Sql-server – What’s better for large changes to a table: DELETE and INSERT every time or UPDATE existing

application-designfragmentationperformancesql serversql-server-2005

I am making a project where I need to change around 36K records in one table daily. I'm wondering what will perform better:

  1. delete rows and insert new ones, or
  2. update already existing rows

For me it is easier to just delete all the rows and insert new ones, but if this is going to fragment the table and indexes and impact performance then I would prefer to make updates where possible and delete/insert only when necessary.

This is going to be a nightly service and I am not looking to improve the speed of the process itself. I am more concerned about the performance of queries against this table in general where I already have 89 million records and how this nightly process will affect it.

Should I delete/insert records or should I update existing ones (where possible) for this nightly process?

Best Answer

It really depends on how much of the data is changing. Lets say this table has 20 columns. And you also have 5 indexes - each on a diff. column.

Now if the values in all 20 columns are changing OR even if data in 5 columns are changing and these 5 columns are all indexed, then you may be better off "deleting and inserting". But if only 2 columns are changing and lets say these are not part of any non-clustered indexes, then you may be better off "Updating" the records because in this case only the clustered index will be updated (and indexes will not have to be updated).

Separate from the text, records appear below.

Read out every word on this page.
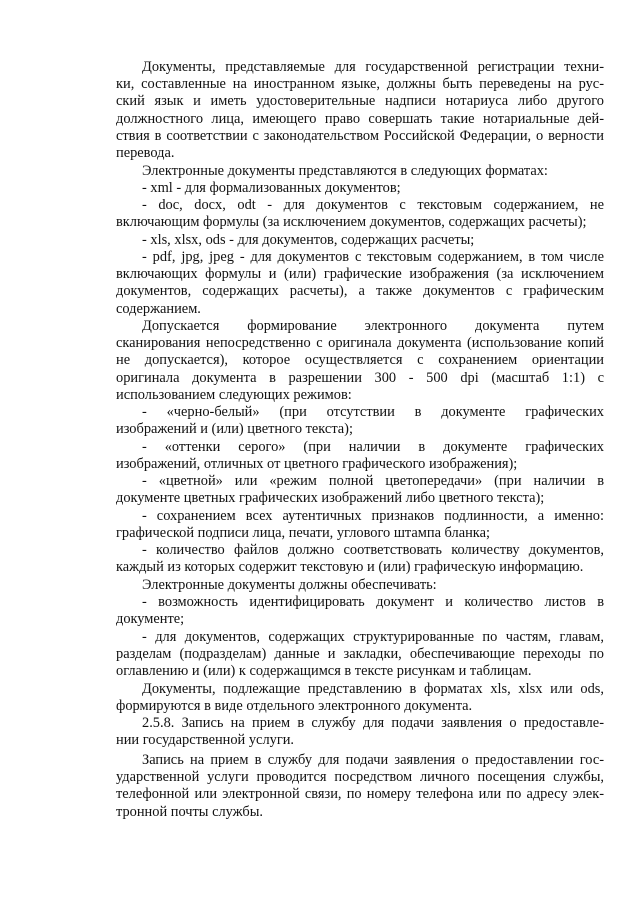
Документы, представляемые для государственной регистрации техни-
ки, составленные на иностранном языке, должны быть переведены на рус-
ский язык и иметь удостоверительные надписи нотариуса либо другого
должностного лица, имеющего право совершать такие нотариальные дей-
ствия в соответствии с законодательством Российской Федерации, о верности
перевода.
Электронные документы представляются в следующих форматах:
- xml - для формализованных документов;
- doc, docx, odt - для документов с текстовым содержанием, не
включающим формулы (за исключением документов, содержащих расчеты);
- xls, xlsx, ods - для документов, содержащих расчеты;
- pdf, jpg, jpeg - для документов с текстовым содержанием, в том числе
включающих формулы и (или) графические изображения (за исключением
документов, содержащих расчеты), а также документов с графическим
содержанием.
Допускается формирование электронного документа путем
сканирования непосредственно с оригинала документа (использование копий
не допускается), которое осуществляется с сохранением ориентации
оригинала документа в разрешении 300 - 500 dpi (масштаб 1:1) с
использованием следующих режимов:
- «черно-белый» (при отсутствии в документе графических
изображений и (или) цветного текста);
- «оттенки серого» (при наличии в документе графических
изображений, отличных от цветного графического изображения);
- «цветной» или «режим полной цветопередачи» (при наличии в
документе цветных графических изображений либо цветного текста);
- сохранением всех аутентичных признаков подлинности, а именно:
графической подписи лица, печати, углового штампа бланка;
- количество файлов должно соответствовать количеству документов,
каждый из которых содержит текстовую и (или) графическую информацию.
Электронные документы должны обеспечивать:
- возможность идентифицировать документ и количество листов в
документе;
- для документов, содержащих структурированные по частям, главам,
разделам (подразделам) данные и закладки, обеспечивающие переходы по
оглавлению и (или) к содержащимся в тексте рисункам и таблицам.
Документы, подлежащие представлению в форматах xls, xlsx или ods,
формируются в виде отдельного электронного документа.
2.5.8. Запись на прием в службу для подачи заявления о предоставле-
нии государственной услуги.
Запись на прием в службу для подачи заявления о предоставлении гос-
ударственной услуги проводится посредством личного посещения службы,
телефонной или электронной связи, по номеру телефона или по адресу элек-
тронной почты службы.
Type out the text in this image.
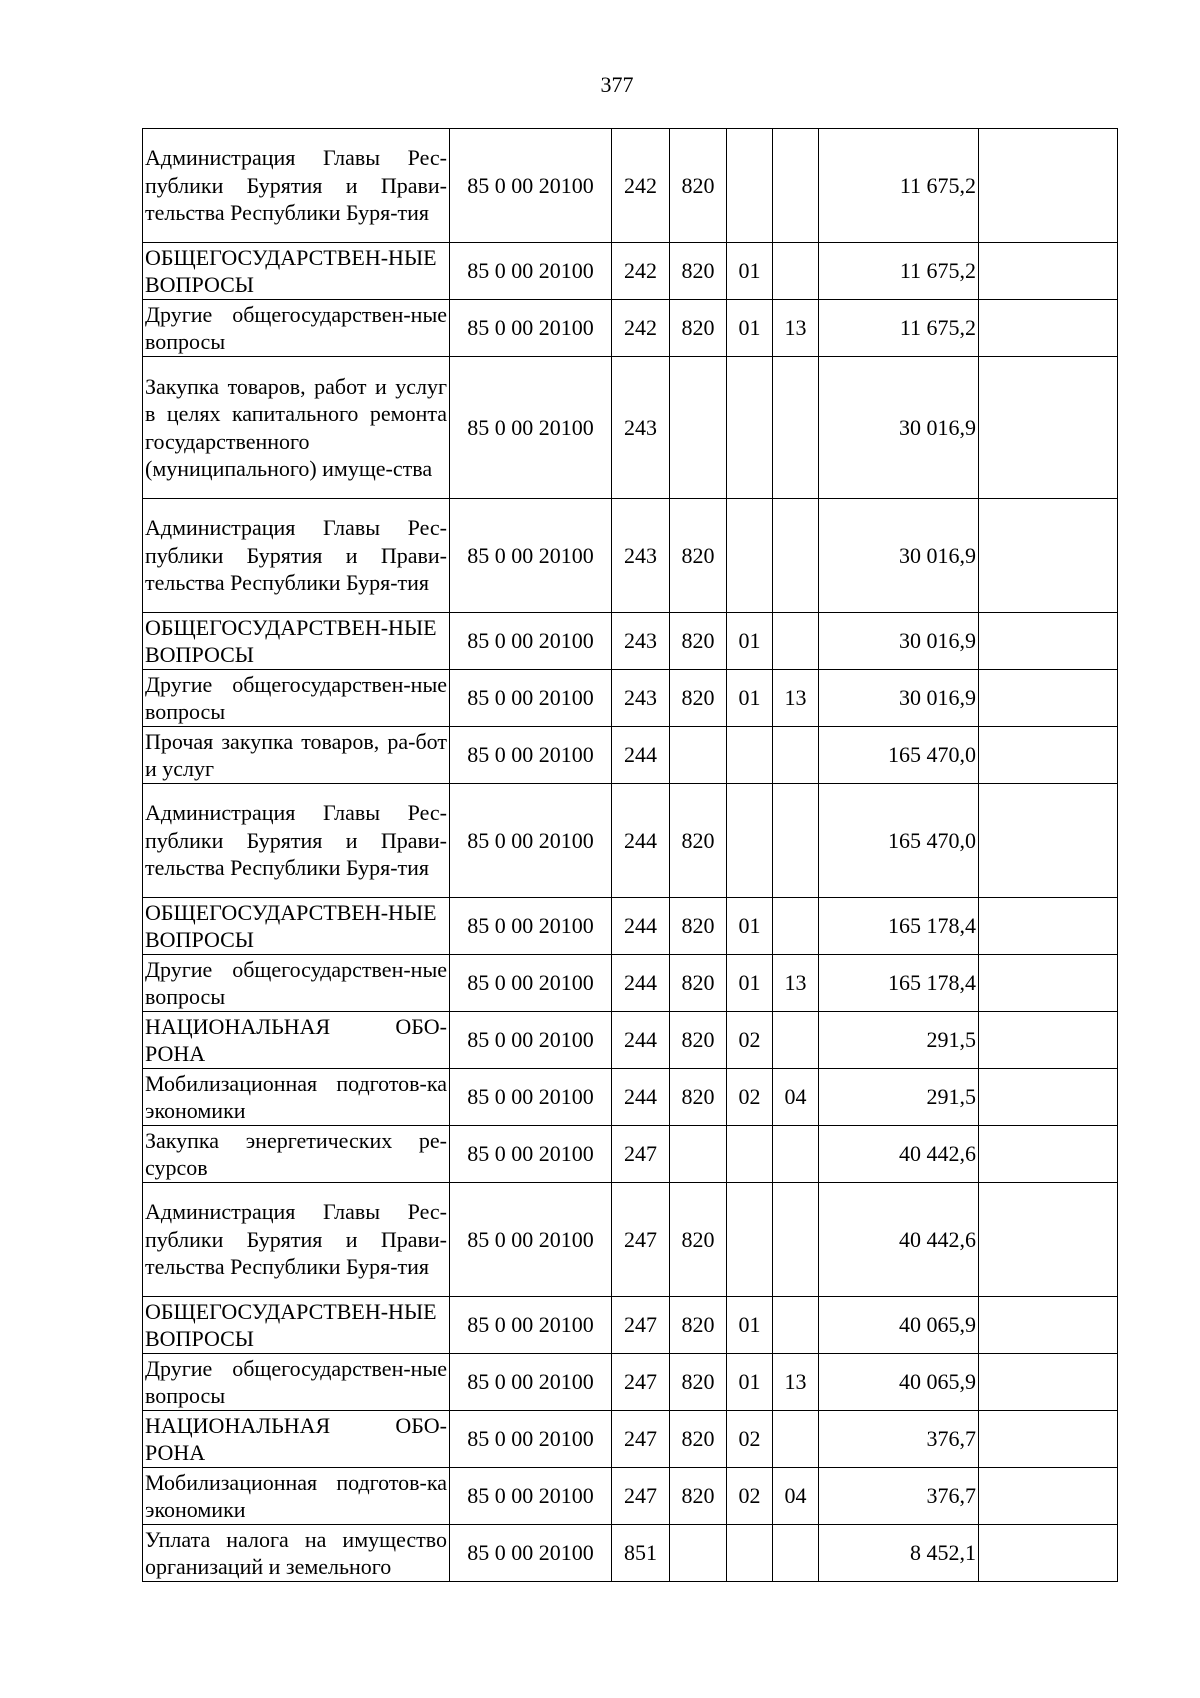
377
Администрация Главы Рес-публики Бурятия и Прави-тельства Республики Буря-тия	85 0 00 20100	242	820			11 675,2	
ОБЩЕГОСУДАРСТВЕН-НЫЕ ВОПРОСЫ	85 0 00 20100	242	820	01		11 675,2	
Другие общегосударствен-ные вопросы	85 0 00 20100	242	820	01	13	11 675,2	
Закупка товаров, работ и услуг в целях капитального ремонта государственного (муниципального) имуще-ства	85 0 00 20100	243				30 016,9	
Администрация Главы Рес-публики Бурятия и Прави-тельства Республики Буря-тия	85 0 00 20100	243	820			30 016,9	
ОБЩЕГОСУДАРСТВЕН-НЫЕ ВОПРОСЫ	85 0 00 20100	243	820	01		30 016,9	
Другие общегосударствен-ные вопросы	85 0 00 20100	243	820	01	13	30 016,9	
Прочая закупка товаров, ра-бот и услуг	85 0 00 20100	244				165 470,0	
Администрация Главы Рес-публики Бурятия и Прави-тельства Республики Буря-тия	85 0 00 20100	244	820			165 470,0	
ОБЩЕГОСУДАРСТВЕН-НЫЕ ВОПРОСЫ	85 0 00 20100	244	820	01		165 178,4	
Другие общегосударствен-ные вопросы	85 0 00 20100	244	820	01	13	165 178,4	
НАЦИОНАЛЬНАЯ ОБО-РОНА	85 0 00 20100	244	820	02		291,5	
Мобилизационная подготов-ка экономики	85 0 00 20100	244	820	02	04	291,5	
Закупка энергетических ре-сурсов	85 0 00 20100	247				40 442,6	
Администрация Главы Рес-публики Бурятия и Прави-тельства Республики Буря-тия	85 0 00 20100	247	820			40 442,6	
ОБЩЕГОСУДАРСТВЕН-НЫЕ ВОПРОСЫ	85 0 00 20100	247	820	01		40 065,9	
Другие общегосударствен-ные вопросы	85 0 00 20100	247	820	01	13	40 065,9	
НАЦИОНАЛЬНАЯ ОБО-РОНА	85 0 00 20100	247	820	02		376,7	
Мобилизационная подготов-ка экономики	85 0 00 20100	247	820	02	04	376,7	
Уплата налога на имущество организаций и земельного	85 0 00 20100	851				8 452,1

On further research, I did find that the above comment by me is sort of redundant as SQL Server internally has 2 separate mechanism for performing an UPDATE. - An "in-place update" (ie by changing a columns value to a new in the original row) or as a "not-in-place UPDATE" (DELETE followed by an INSERT).

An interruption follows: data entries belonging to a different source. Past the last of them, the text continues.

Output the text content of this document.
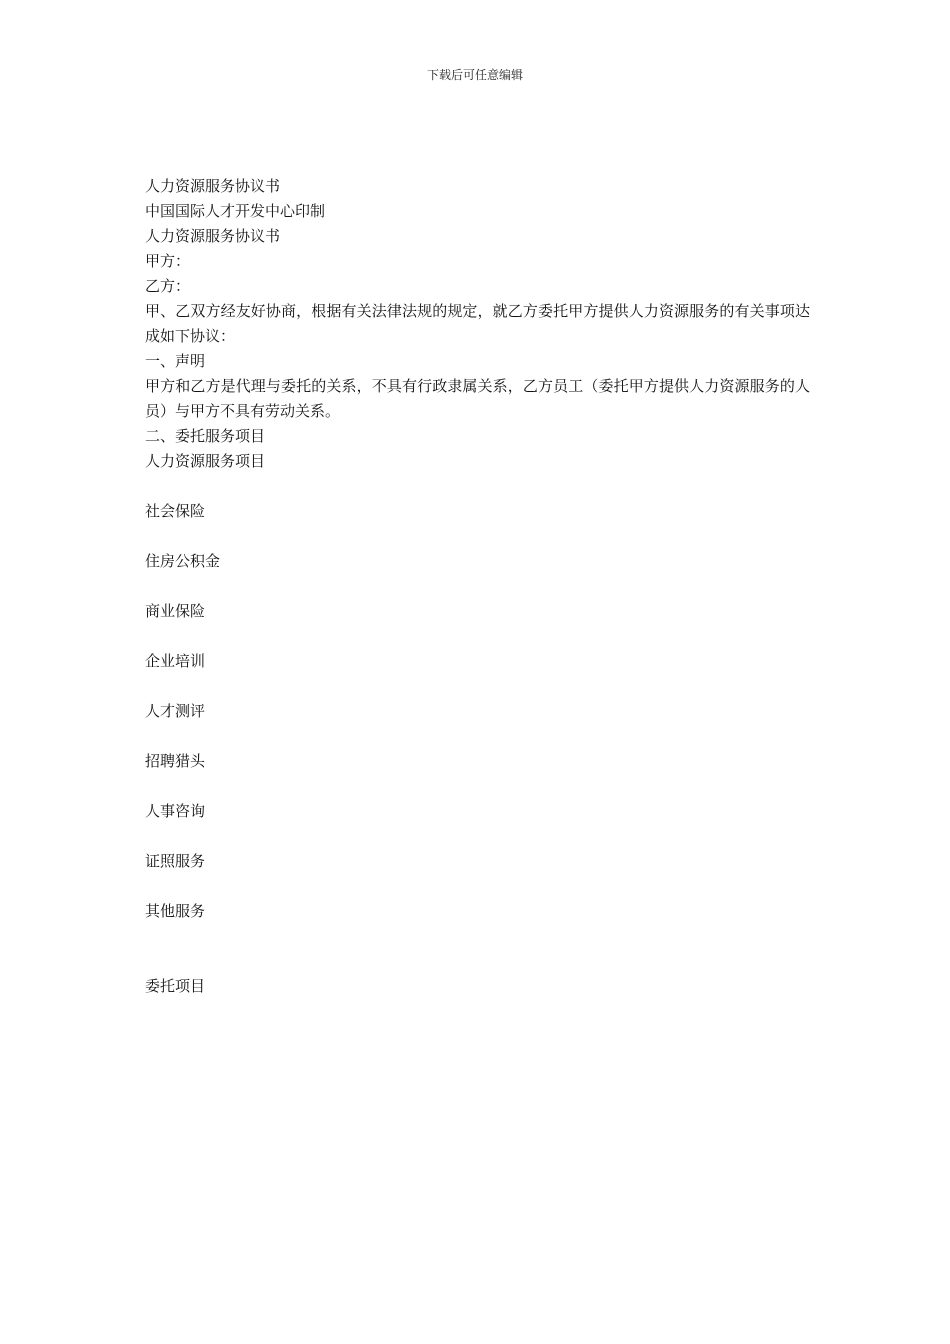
下载后可任意编辑

人力资源服务协议书

中国国际人才开发中心印制

人力资源服务协议书

甲方：

乙方：

甲、乙双方经友好协商，根据有关法律法规的规定，就乙方委托甲方提供人力资源服务的有关事项达成如下协议：

一、声明

甲方和乙方是代理与委托的关系，不具有行政隶属关系，乙方员工（委托甲方提供人力资源服务的人员）与甲方不具有劳动关系。

二、委托服务项目

人力资源服务项目

社会保险
住房公积金
商业保险
企业培训
人才测评
招聘猎头
人事咨询
证照服务
其他服务

委托项目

In place updates are the rule and are performed if possible. Here the rows stay exactly at the same location on the same page in the same extent. Only the bytes affected are chnaged. The tlog only has one record (provided there are no update triggers). Updates happen in place if a heap is being updated (and there is enough space on the page). Updates also happen in place if the clustering key changes but the row does not need to move at all.

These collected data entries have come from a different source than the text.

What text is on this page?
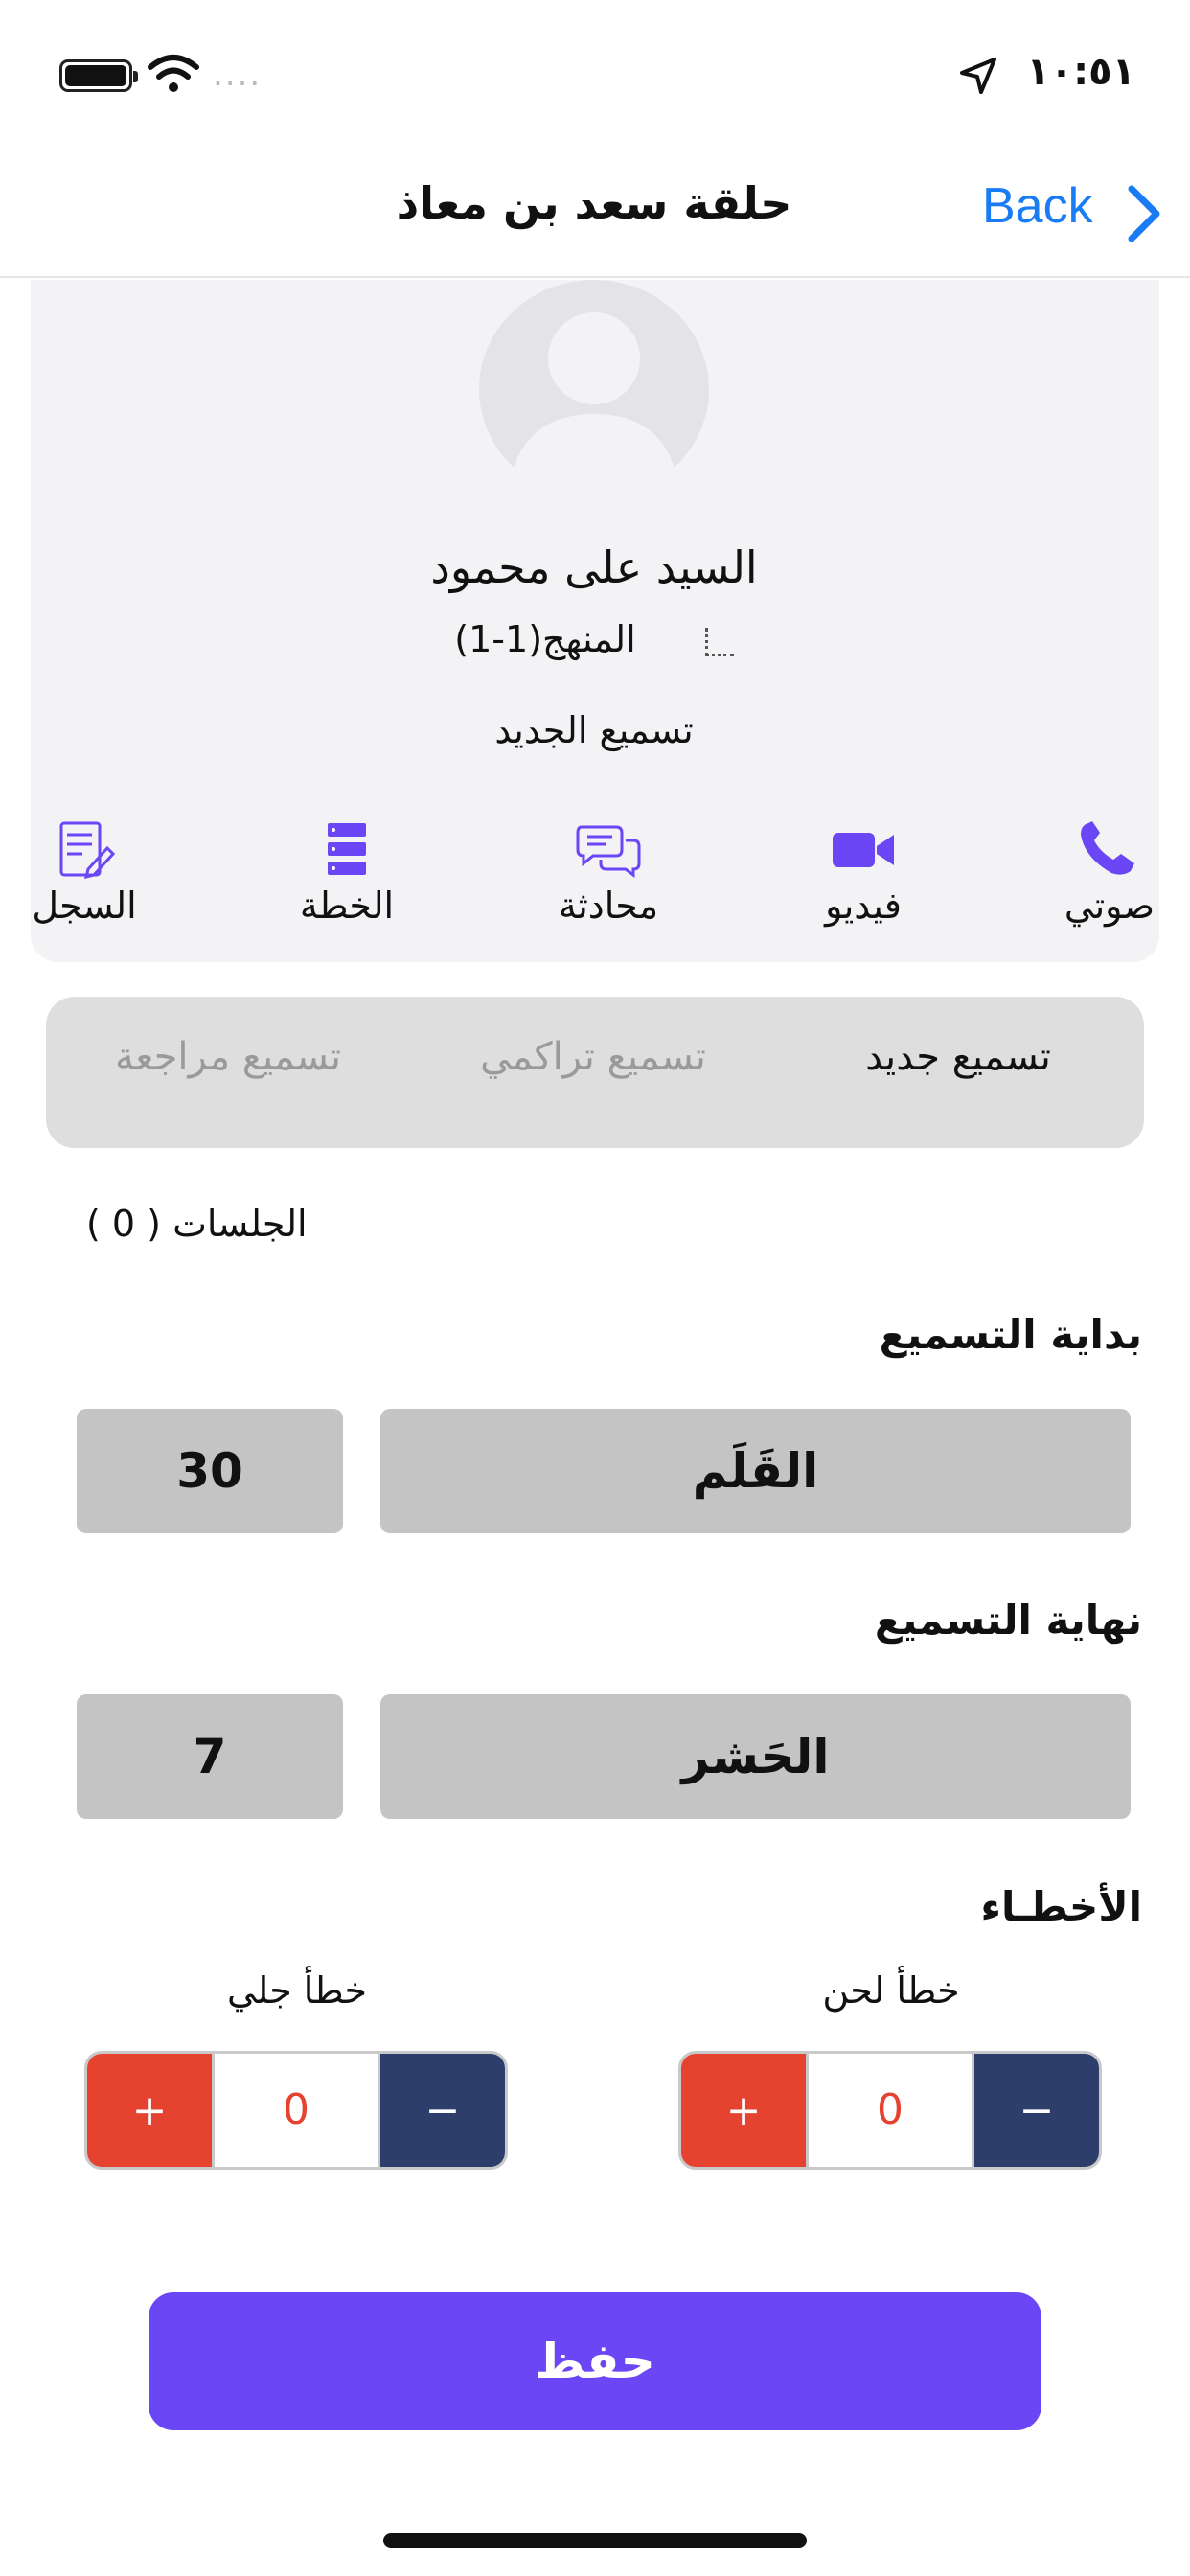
....	١٠:٥١
حلقة سعد بن معاذ	Back
السيد على محمود
المنهج(1-1)
تسميع الجديد
صوتي
فيديو
محادثة
الخطة
السجل
تسميع جديد
تسميع تراكمي
تسميع مراجعة
الجلسات ( 0 )
بداية التسميع
القَلَم
30
نهاية التسميع
الحَشر
7
الأخطـاء
خطأ لحن
+	0	−
خطأ جلي
+	0	−
حفظ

For eg: if you have a clustered index on last name and you have the names: Able, Baker, Charlie Now you want to update Baker to Becker. No rows have to be moved. So this can take in-place. Whereas, if you have to update Able to Kumar, the rows will have to be shifted (even though they will be on the same page). In this case, SQL Server will do a DELETE followed by an INSERT.

Considering the above, I would suggest that you do a normal UPDATE and let SQL Server figure out the best way to how to do it internally.

For more details on "UPDATE" internals or for that matter any SQL Server related internals, check out Kalen Delaney, Paul Randal's, et al.'s book - SQL Server 2008 Internals.